Softball was too important to Williamson for her to stay away. Steve Jenkins, Williamson’s grandfather, said softball brought her close to her father, who was a strong supporter of her softball career since she picked up a bat after she turned 8 years old.

“After the crash," Jenkins said, "she felt obligated to continue playing because that’s what her daddy wanted her to do."

Approximately eight weeks after the accident, Williamson returned to the softball field. She was hardly recognizable as a player because the hospital stint sapped her strength. She had to temporarily vacate her spot as catcher because of the position’s physical demands.

“I was definitely weak,” Williamson said. “I was really, really skinny and I lost all my muscle. But it was so good. I mean, I still hit, I could still throw and I even slid. I was good.”

Rounding third base, Williamson said she heard her teammates yelling at her to get down and slide. She leaned back and directed her weight on her bad hip, sliding into home. It was only after she got up that she realized her teammates had been telling her she had time and didn’t need to slide.

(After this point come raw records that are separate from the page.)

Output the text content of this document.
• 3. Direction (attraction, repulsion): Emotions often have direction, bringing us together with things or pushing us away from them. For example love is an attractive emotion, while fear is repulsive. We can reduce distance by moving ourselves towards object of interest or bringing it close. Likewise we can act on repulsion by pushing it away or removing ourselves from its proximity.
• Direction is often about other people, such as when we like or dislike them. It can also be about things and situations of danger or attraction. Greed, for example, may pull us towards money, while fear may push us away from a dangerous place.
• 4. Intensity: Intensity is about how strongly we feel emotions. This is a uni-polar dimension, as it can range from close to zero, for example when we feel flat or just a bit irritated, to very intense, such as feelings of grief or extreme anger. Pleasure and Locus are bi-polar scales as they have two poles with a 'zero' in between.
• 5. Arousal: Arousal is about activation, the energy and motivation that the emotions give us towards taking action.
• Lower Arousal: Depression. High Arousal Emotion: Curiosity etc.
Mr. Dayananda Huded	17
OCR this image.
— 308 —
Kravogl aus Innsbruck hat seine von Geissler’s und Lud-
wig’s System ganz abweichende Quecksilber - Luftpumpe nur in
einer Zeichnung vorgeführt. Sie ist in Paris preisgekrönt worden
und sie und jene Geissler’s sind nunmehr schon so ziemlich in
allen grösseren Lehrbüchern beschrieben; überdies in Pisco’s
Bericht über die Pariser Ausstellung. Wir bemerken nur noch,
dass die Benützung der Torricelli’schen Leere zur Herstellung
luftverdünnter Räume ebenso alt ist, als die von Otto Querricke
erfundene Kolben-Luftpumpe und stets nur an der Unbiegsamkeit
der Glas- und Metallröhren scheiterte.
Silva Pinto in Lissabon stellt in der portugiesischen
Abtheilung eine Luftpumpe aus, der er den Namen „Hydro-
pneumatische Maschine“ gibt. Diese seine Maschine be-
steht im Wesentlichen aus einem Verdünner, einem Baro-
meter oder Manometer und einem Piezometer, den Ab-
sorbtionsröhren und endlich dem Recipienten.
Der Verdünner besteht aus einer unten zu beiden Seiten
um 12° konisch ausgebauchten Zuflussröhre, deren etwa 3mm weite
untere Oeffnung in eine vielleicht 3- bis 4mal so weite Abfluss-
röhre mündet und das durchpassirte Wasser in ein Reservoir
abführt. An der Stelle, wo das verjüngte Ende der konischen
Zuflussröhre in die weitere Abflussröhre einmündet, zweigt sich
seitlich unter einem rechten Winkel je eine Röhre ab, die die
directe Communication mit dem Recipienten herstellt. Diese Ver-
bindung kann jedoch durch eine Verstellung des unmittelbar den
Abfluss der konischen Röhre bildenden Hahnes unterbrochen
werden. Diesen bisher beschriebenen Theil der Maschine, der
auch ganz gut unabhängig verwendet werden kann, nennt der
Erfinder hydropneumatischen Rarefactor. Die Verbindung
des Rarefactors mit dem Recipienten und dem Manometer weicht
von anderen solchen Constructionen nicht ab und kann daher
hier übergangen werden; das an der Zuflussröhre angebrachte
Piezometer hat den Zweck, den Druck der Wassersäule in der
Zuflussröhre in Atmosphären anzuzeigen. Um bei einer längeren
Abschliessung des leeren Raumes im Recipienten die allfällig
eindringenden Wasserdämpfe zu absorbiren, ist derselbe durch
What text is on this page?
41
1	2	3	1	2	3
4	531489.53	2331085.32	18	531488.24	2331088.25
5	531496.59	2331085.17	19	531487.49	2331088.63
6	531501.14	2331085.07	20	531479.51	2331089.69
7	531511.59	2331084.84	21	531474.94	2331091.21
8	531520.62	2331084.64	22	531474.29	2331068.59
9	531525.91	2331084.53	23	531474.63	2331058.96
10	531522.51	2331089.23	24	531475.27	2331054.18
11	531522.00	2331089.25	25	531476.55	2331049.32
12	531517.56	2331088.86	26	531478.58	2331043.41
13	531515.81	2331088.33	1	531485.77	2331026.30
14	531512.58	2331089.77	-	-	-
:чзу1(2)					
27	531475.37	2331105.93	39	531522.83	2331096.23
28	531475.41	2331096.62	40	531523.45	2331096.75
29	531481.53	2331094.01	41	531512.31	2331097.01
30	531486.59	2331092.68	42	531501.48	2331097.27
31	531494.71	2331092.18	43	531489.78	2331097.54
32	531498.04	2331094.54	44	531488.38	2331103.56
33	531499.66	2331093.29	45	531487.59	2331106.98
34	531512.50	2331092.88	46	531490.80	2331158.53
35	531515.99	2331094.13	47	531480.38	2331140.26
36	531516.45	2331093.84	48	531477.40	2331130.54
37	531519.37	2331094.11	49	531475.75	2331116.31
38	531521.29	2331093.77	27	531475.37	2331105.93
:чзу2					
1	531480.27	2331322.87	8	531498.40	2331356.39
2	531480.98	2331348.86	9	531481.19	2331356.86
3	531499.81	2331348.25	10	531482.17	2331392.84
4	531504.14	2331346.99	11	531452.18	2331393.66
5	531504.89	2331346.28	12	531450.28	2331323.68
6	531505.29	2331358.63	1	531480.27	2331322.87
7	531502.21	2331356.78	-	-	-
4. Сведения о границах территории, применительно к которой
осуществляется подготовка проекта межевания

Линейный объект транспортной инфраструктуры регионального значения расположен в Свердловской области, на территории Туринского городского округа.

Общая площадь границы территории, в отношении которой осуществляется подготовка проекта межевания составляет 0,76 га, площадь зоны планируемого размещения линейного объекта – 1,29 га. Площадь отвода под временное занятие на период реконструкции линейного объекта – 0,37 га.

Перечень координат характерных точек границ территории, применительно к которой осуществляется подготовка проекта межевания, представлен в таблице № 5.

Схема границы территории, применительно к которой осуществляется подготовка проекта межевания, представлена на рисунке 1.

Williamson’s slide beat the tag. Scoring that run, she recounts so vividly, proved a couple things to her: She could continue to play softball at a high level and she could begin looking at the crash in the rearview mirror.

Taking after her mother, Williamson wants to be a certified registered nurse anesthetist (CRNA). Her goal is to play college softball, but only if the university offers her desired medical path.

These days, she doesn’t think about the accident as much.

"I think last year I finally was like, ‘OK, this is what happened. I can move past it,’” Williamson said. “Yeah, it was definitely hard for a while, but I finally moved past it and I obviously still remember it, and I still have my hard days, but I have more good than bad.”